Ainsi, accéder à une connaissance consisterait à sonder la mémoire avec l’épisode de récupération que les auteurs nomment sonde (qui serait elle-même représentée sous forme d’un vecteur) et à recréer une nouvelle configuration de stimulations. Ce processus s’effectuerait donc en deux étapes successives. Lors de la première, chaque trace contenue en mémoire serait activée en fonction de sa similarité avec la sonde (l’activation d’une trace est donc liée au nombre de traits qu’elle partage avec la sonde). Un degré d’activation serait alors associé à chacune de ces traces. La deuxième étape consisterait à calculer la somme de ces activations générées par le passage de la sonde et à redistribuer de façon pondérée cette activation dans les traits de chacune des traces stockées en mémoire (l’auteur parle de redistribution de l’activation). L’ensemble de ces traces activées puis modifiées permettrait ensuite le calcul d’un nouvel état de cellules qui constituera l’écho (ou évocation). L’intensité de écho est considérée comme un indicateur de la familiarité entre l’épisode de récupération et les épisodes contenus en mémoire à long terme.
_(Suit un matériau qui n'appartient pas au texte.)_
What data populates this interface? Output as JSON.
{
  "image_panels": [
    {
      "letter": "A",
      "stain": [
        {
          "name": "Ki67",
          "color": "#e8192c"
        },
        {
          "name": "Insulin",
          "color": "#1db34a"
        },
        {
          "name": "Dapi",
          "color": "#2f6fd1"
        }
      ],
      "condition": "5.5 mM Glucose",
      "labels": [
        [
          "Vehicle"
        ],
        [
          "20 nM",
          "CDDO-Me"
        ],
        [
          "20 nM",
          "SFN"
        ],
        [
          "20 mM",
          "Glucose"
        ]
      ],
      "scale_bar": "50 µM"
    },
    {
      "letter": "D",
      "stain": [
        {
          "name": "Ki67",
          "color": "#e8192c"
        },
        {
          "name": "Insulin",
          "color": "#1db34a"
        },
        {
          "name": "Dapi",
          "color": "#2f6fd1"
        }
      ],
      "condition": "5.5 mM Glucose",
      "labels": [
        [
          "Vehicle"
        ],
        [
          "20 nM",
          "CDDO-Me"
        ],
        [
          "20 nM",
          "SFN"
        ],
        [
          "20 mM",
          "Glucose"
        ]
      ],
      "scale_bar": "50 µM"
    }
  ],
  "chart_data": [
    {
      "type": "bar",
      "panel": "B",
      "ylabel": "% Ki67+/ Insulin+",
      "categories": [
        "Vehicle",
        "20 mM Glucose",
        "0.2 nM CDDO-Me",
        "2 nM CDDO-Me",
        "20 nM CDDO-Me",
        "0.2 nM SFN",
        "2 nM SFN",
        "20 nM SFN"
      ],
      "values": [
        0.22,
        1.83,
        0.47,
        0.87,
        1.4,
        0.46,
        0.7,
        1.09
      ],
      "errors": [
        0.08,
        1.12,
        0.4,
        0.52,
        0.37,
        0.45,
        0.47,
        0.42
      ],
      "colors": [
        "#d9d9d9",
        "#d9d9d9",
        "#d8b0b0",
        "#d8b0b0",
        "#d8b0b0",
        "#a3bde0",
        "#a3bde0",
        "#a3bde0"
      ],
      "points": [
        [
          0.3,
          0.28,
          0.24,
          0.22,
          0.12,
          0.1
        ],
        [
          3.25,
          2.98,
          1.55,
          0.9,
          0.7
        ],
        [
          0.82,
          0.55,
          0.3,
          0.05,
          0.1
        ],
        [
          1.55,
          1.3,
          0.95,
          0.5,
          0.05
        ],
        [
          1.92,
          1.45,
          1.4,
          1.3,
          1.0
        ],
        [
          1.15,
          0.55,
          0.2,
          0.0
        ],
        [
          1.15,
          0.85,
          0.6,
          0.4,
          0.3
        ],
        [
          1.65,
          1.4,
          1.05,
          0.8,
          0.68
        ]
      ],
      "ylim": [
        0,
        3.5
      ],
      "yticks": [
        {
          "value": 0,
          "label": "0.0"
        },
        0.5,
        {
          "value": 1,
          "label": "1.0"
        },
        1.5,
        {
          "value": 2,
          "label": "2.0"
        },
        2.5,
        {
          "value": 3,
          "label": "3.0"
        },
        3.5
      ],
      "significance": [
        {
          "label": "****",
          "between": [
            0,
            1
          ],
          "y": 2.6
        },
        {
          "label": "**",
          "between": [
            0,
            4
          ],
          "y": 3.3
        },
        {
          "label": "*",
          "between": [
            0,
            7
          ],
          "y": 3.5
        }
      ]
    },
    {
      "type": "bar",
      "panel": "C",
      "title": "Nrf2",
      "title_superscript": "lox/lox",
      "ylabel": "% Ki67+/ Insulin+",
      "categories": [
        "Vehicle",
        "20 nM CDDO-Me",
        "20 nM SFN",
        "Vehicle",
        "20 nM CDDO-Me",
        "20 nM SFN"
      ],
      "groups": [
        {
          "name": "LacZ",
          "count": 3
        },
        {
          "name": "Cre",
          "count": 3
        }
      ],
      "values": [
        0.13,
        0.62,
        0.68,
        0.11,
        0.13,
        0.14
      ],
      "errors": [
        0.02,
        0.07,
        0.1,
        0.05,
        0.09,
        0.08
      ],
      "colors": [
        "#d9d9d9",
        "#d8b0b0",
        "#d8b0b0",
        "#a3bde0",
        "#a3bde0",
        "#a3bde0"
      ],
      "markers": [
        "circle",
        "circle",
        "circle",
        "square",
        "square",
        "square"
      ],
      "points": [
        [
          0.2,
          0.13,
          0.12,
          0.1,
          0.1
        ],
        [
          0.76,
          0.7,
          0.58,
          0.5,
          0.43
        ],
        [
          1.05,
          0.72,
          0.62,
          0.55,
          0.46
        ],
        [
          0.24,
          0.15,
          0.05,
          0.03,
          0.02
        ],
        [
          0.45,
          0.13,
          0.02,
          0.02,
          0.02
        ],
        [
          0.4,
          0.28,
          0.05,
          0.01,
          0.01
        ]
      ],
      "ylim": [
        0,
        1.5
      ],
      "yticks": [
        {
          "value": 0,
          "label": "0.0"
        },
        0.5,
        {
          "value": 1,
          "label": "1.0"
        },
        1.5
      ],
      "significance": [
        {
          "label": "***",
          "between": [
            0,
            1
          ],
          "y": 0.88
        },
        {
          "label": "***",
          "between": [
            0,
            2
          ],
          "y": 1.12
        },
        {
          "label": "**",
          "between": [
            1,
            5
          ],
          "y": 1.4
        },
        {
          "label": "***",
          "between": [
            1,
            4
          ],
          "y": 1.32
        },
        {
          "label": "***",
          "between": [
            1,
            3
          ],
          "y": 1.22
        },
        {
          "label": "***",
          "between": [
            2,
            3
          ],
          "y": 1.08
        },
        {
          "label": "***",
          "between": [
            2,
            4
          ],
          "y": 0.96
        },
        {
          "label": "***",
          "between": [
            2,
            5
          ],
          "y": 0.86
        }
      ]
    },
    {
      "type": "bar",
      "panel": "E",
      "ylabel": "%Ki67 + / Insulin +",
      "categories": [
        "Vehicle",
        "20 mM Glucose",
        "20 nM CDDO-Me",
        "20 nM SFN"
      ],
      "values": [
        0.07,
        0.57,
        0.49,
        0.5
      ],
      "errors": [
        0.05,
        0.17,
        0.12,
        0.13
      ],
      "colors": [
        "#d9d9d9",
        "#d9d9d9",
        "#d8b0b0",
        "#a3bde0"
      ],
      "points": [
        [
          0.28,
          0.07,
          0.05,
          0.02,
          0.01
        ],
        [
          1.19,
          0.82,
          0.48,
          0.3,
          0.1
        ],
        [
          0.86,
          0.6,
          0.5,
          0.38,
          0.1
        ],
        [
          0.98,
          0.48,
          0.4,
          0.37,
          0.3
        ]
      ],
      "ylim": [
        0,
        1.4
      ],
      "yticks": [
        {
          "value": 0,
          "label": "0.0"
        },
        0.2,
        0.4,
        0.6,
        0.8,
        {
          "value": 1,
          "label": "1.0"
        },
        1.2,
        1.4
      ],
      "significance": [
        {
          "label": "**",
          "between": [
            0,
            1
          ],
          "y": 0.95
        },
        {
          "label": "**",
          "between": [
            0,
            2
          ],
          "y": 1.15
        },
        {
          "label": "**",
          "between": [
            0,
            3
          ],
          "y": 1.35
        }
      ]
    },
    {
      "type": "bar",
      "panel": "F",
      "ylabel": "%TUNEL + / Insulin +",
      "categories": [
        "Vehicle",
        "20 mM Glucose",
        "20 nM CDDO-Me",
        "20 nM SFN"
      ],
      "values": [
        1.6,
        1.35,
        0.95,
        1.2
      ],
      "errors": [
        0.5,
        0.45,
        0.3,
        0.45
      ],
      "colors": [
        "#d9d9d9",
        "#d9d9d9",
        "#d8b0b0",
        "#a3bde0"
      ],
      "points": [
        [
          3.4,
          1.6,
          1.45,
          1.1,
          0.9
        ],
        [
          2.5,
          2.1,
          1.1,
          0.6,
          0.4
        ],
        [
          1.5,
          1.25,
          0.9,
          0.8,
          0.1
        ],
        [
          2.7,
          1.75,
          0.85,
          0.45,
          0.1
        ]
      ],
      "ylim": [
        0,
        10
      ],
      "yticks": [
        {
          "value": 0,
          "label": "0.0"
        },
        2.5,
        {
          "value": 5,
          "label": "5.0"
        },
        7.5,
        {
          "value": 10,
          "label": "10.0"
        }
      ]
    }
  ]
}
L’émergence des connaissances sémantiques (donc acontextualisées) à partir d’un ensemble de connaissances épisodiques serait due à la multiplicité des traces activées par la sonde. Lorsque la sonde est similaire à un grand nombre de cas -et non pas spécifiquement à une seule trace-, un grand ensemble de traces contribue au calcul de l’écho. À l’issue du calcul, cet écho sera composé des caractéristiques communes à ces différentes traces, alors que les entités discordantes entre ces traces auront eu tendance à s’annuler. Ainsi, il serait possible d’évoquer les caractéristiques générales d’un objet sans se souvenir des caractéristiques de chaque épisode de rencontre (Rousset, 2000).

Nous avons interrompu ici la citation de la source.